Life outside the Euro—Monetary and financial issues for the EU periphery and beyond


Conference of the European Political Economy Project (In association with SEESOX)

St Antony’s College, 23 January, 2020

European countries that have not adopted the Euro face a complex set of issues regarding their interactions with those countries that have adopted it, and ultimately have to decide whether and when to join the Euro and the banking union (BU). Similarly, EU member states that have adopted the Euro face complex issues in their relationships with the non-Euro member states. The eight member states outside the Euro are economically and politically important. They have a total population of 105 million people, a significant number and more than any individual member state that has adopted the Euro. They range from among the richest to the poorest EU members.

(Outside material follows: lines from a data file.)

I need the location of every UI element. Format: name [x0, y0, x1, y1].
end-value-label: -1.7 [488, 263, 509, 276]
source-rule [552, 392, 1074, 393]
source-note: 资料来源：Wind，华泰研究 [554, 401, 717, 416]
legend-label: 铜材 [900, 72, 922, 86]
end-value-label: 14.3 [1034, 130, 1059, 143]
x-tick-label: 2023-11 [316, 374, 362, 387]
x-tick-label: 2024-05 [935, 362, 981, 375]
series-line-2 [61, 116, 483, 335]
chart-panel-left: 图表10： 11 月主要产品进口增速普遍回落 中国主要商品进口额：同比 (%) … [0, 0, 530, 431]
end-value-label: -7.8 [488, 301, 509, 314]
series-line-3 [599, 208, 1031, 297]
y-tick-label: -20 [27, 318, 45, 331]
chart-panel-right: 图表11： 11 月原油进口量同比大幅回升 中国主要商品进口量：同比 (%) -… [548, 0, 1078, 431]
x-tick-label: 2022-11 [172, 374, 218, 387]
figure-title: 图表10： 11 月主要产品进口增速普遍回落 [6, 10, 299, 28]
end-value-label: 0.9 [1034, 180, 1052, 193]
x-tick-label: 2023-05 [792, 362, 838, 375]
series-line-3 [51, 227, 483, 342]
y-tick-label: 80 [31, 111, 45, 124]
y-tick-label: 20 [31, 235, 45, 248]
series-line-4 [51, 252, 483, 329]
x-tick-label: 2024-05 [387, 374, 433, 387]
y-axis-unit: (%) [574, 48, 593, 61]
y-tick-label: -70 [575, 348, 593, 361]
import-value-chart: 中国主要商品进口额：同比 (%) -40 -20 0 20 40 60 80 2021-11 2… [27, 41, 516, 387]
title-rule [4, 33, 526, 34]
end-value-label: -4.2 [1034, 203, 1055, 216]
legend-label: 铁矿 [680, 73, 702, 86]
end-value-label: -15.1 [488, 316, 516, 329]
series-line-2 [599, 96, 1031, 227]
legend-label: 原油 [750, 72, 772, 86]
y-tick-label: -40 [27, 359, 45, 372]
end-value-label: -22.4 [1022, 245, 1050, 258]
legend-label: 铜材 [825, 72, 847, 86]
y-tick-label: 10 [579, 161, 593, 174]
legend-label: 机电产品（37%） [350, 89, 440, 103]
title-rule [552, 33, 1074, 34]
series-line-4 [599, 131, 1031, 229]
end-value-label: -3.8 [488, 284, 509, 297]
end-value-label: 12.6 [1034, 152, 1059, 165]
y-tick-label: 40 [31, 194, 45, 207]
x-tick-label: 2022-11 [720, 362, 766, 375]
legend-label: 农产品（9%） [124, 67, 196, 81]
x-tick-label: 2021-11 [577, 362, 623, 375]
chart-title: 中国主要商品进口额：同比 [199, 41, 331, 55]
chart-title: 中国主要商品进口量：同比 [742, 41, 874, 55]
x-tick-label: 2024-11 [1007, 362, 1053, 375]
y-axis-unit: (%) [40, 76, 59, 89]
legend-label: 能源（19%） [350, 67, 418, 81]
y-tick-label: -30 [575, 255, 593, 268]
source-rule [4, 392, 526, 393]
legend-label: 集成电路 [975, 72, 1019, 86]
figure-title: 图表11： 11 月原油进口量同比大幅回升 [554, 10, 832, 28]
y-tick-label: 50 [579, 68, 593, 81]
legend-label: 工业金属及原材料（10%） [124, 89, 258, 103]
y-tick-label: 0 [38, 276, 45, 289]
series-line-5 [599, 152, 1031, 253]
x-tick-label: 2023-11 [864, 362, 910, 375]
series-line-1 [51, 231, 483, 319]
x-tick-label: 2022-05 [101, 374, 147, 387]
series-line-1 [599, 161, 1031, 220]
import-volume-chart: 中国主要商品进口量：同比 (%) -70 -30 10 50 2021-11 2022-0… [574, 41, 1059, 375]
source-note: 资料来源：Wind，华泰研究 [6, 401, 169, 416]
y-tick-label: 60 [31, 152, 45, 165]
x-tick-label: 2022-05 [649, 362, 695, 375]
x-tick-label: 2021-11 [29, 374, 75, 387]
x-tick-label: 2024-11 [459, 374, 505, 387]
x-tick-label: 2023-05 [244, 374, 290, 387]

On 23 January 2020 the European Political Economy Project (EuPEP) of the St. Antony’s European Studies Centre (ESC) hosted a conference that looked instead at monetary and financial issues for those countries that are not at the core, i.e. have not (yet) adopted the Euro—defined as the EU “periphery” in this context. Much research on EU integration looks at the “core” EU member states, defined here as those that have adopted the Euro as their currency, and focuses on them in analysing the speed and priorities for taking forward the European project. This conference sought instead to look at the policy choices and experiences of the countries at present not in the core.